Ethiopian workers walking through the parking lot of Huajian Shoes’ factory outside Addis Ababa in June chose the wrong day to leave their shirts untucked. The company’s president, just arrived from China, spotted them through the window, sprang up, and ran outside. Zhang Huarong, a former People’s Liberation Army soldier, harangued them in Chinese, tugging at one man’s polo shirt and forcing another worker’s into his pants. Amazed, the workers stood silent until the eruption subsided.
Zhang’s factory is part of the next wave of China’s investment in Africa.
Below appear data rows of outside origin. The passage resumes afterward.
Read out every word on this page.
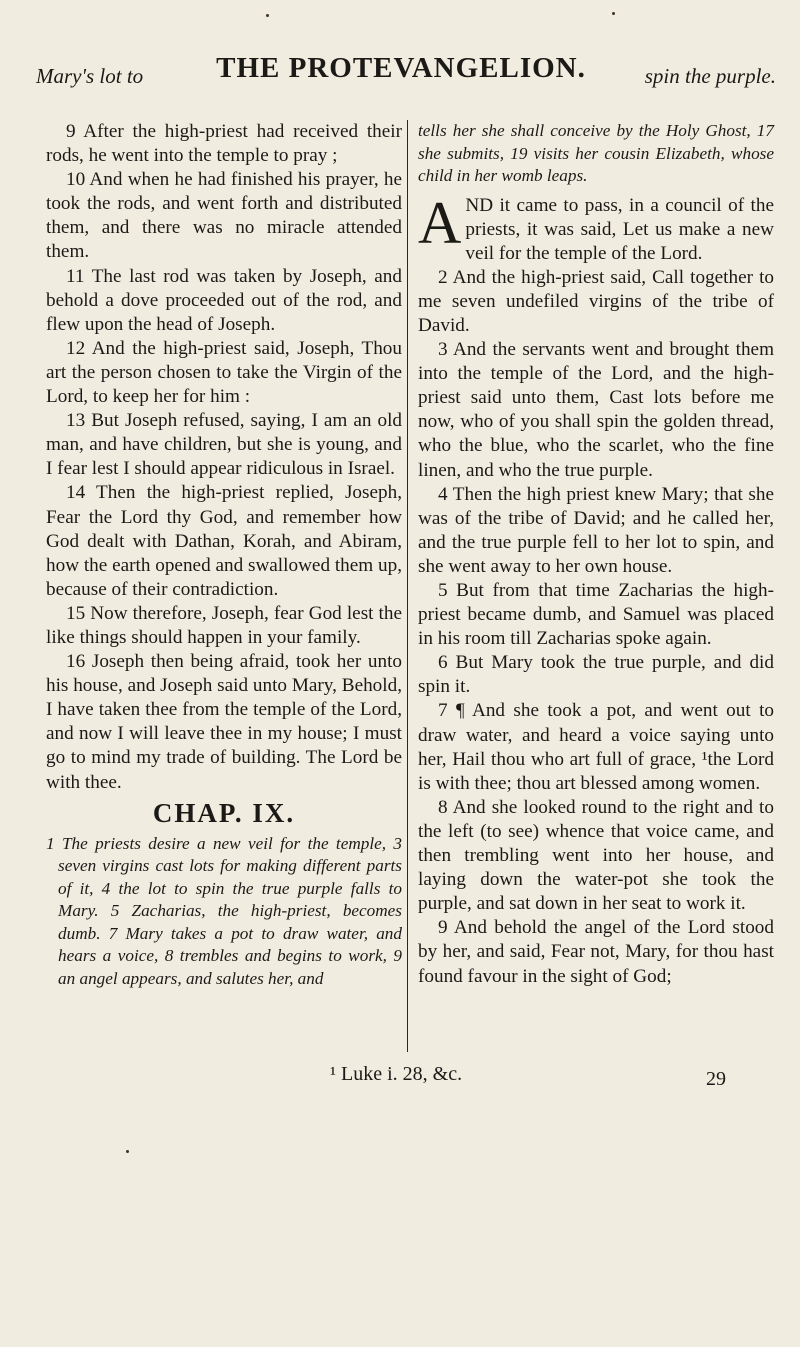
Mary's lot to	THE PROTEVANGELION.	spin the purple.

9 After the high-priest had received their rods, he went into the temple to pray ;

10 And when he had finished his prayer, he took the rods, and went forth and distributed them, and there was no miracle attended them.

11 The last rod was taken by Joseph, and behold a dove proceeded out of the rod, and flew upon the head of Joseph.

12 And the high-priest said, Joseph, Thou art the person chosen to take the Virgin of the Lord, to keep her for him :

13 But Joseph refused, saying, I am an old man, and have children, but she is young, and I fear lest I should appear ridiculous in Israel.

14 Then the high-priest replied, Joseph, Fear the Lord thy God, and remember how God dealt with Dathan, Korah, and Abiram, how the earth opened and swallowed them up, because of their contradiction.

15 Now therefore, Joseph, fear God lest the like things should happen in your family.

16 Joseph then being afraid, took her unto his house, and Joseph said unto Mary, Behold, I have taken thee from the temple of the Lord, and now I will leave thee in my house; I must go to mind my trade of building. The Lord be with thee.

CHAP. IX.

1 The priests desire a new veil for the temple, 3 seven virgins cast lots for making different parts of it, 4 the lot to spin the true purple falls to Mary. 5 Zacharias, the high-priest, becomes dumb. 7 Mary takes a pot to draw water, and hears a voice, 8 trembles and begins to work, 9 an angel appears, and salutes her, and

tells her she shall conceive by the Holy Ghost, 17 she submits, 19 visits her cousin Elizabeth, whose child in her womb leaps.

AND it came to pass, in a council of the priests, it was said, Let us make a new veil for the temple of the Lord.

2 And the high-priest said, Call together to me seven undefiled virgins of the tribe of David.

3 And the servants went and brought them into the temple of the Lord, and the high-priest said unto them, Cast lots before me now, who of you shall spin the golden thread, who the blue, who the scarlet, who the fine linen, and who the true purple.

4 Then the high priest knew Mary; that she was of the tribe of David; and he called her, and the true purple fell to her lot to spin, and she went away to her own house.

5 But from that time Zacharias the high-priest became dumb, and Samuel was placed in his room till Zacharias spoke again.

6 But Mary took the true purple, and did spin it.

7 ¶ And she took a pot, and went out to draw water, and heard a voice saying unto her, Hail thou who art full of grace, ¹the Lord is with thee; thou art blessed among women.

8 And she looked round to the right and to the left (to see) whence that voice came, and then trembling went into her house, and laying down the water-pot she took the purple, and sat down in her seat to work it.

9 And behold the angel of the Lord stood by her, and said, Fear not, Mary, for thou hast found favour in the sight of God;

¹ Luke i. 28, &c.	29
It started with infrastructure, especially the kind that helped the Chinese extract African oil, copper, and other raw materials to fuel China’s industrial complex. Now China is getting too expensive to do the low-tech work it’s known for. African nations such as Ethiopia, Kenya, Lesotho, Rwanda, Senegal, and Tanzania want their share of the 80 million manufacturing jobs that China is expected to export, according to Justin Lin Yifu, a former World Bank chief economist who teaches economics at Peking University. Weaker consumer spending in the U.S. and Europe has prompted global retailers to speed up their search for lower-cost producers.
Shaping up employees is one part of Zhang’s quest to squeeze more profit out of Huajian’s factory, where wages of about $40 a month are less than 10 percent of what comparable Chinese workers may make. Just as companies discovered with China when they began manufacturing there in the 1980s, Ethiopia’s workforce is untrained, its power supply is intermittent, and its roads are so bad that trips can take six times as long as they should. “Ethiopia is exactly like China 30 years ago,” says Zhang, 55, who quit the military in 1982 to make shoes from his home in Jiangxi province with three sewing machines. He now supplies such well-known brands as Nine West and Guess (GES).
Almost three years after Zhang began his Ethiopian adventure at the invitation of the late Prime Minister Meles Zenawi, he says he’s unhappy with profits at the plant, frustrated by “widespread inefficiency” in the local bureaucracy, and struggling to raise productivity from a level that he says is about a third of China’s. Transportation and logistics that cost as much as four times what they do in China are prompting Huajian to set up its own trucking company, according to Zhang. That will free Huajian from using the inefficient local haulers, but it can’t fix the roads. It takes two hours to drive 30 kilometers (18 miles) to the Huajian factory from the capital along the main artery. Oil tankers and trucks stream along the bumpy, potholed, and at times unpaved road. Goats, donkeys, and cows wander along, occasionally straying into bumper-to-bumper traffic. Minibuses and dented taxis, mostly blue Ladas from Ethiopia’s past as a Soviet ally, weave through oncoming traffic, coughing exhaust.